Not normal racing games, you understand. He takes to cars, karts, jet skis and snowboards with aplomb. Hand him a racer set in the present, or the past, or a mushroom kingdom in the clouds, and he’ll hand you back the last vestiges of your dignity.
But drop him in the cockpit of an anti-gravity hover-ship circuiting neon tracks suspended above the glittering spires of an alien city in the year 2342, and the lad is flummoxed.
Idly zooming around on my friend’s dog-eared copy of Star Wars Episode I: Racer one weekend at uni, I figured Alex to be unfortunate. He was awful at it, but then again I’d played years before, and still remembered how to do the boost. Even so, the look on his face as he limped over the finish line half a lap behind me was something new, something I could get used to.
Then one day I picked up F-Zero GX from the deserted Gamecube section of some videogame shop or other. Neither Alex nor I had played it before, so we were on level footing, only our inherent talent with the form to fall back on.
I proceeded to trounce Alex in every race for the next two weeks, until he threw down his controller and shouted that the game was “shit”, and I was cheating by “just fucking knowing when to turn quicker than me”.
The same complaint was echoed the day we found a second-hand Extreme-G cartridge for the N64.
Now I don’t know the reason he’s so bad at futuristic racers, I just know he is bad, probably worse than your mum or your baby sister or some kind of disabled crab. When there’s a boost-start he fluffs it; when the track splits in two he crashes into the central partition; if there’s a giant pipe to race across the outside of he accelerates too quickly and falls off. He doesn’t even remember to fly over the glowing blue pads at the end of a lap to recharge his shields. I mean everyone knows to fly over the blue pads. Martians composed entirely of gamma particles, residing in a dimension diametrically opposed to our own, in which the mere conception of digital entertainment is an impossibility, even they would be looking at him, going, “He didn’t fly over the blue pads, the moron!”
Alex has not, to my knowledge, played WipEout HD before. But it wouldn’t matter if he had. He could practise every day for the next forty years, and he’d still be pathetic.
And that’s why I love it. Videogames serve a variety of purposes. Some of them provide worlds you can lose yourself in for months at a time.
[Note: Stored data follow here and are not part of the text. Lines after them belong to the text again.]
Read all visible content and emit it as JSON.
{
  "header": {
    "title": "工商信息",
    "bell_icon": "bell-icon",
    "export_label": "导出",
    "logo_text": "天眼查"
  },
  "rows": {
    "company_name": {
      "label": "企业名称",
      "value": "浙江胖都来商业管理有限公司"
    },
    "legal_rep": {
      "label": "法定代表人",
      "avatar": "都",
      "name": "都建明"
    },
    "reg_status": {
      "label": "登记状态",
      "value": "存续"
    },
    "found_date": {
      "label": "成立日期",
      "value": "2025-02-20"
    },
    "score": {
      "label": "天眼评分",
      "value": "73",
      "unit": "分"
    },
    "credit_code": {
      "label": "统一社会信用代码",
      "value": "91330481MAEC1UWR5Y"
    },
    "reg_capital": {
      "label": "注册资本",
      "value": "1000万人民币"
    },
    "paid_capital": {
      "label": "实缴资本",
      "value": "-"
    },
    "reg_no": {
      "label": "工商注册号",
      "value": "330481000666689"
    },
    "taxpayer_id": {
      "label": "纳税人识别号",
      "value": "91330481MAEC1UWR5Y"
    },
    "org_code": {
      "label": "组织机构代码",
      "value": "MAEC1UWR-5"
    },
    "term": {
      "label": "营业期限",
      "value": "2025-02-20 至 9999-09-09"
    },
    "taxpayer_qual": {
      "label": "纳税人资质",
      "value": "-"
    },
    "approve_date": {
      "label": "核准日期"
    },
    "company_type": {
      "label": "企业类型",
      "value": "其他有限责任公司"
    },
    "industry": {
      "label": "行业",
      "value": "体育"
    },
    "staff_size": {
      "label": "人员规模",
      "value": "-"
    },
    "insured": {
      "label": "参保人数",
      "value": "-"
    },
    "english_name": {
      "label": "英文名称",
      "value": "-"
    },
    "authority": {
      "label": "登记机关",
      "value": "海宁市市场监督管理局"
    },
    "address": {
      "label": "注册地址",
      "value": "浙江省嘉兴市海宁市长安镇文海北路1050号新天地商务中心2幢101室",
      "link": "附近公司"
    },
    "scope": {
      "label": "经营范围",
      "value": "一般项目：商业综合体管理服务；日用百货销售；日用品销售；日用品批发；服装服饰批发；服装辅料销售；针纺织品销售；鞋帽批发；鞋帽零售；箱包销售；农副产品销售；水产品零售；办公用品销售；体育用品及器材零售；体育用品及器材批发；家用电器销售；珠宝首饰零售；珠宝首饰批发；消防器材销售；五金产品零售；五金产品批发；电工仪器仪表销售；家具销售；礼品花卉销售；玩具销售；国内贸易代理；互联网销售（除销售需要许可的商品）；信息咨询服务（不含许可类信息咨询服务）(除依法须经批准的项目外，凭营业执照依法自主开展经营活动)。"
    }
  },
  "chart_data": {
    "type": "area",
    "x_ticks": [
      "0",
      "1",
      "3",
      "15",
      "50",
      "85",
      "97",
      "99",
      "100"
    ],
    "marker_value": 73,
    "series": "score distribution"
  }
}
Others are works of art to find meaning within, or dreamscapes waiting to be explored.
And then there are those others — the ones you buy simply so you can present them to your best friend and say, I will destroy you at this.
And then you write a mocking, defamatory article on your blog about it, and you imagine your friend’s face as he reads it.
And then you worry if somewhere along the way you lost sight of right and wrong, if gradually you’ve become everything you once despised.
And then you remember the feeling when that blue shell hit you in Mario Kart, and you think fuck it, and you click “Publish”.
And then you lean back, and you smile.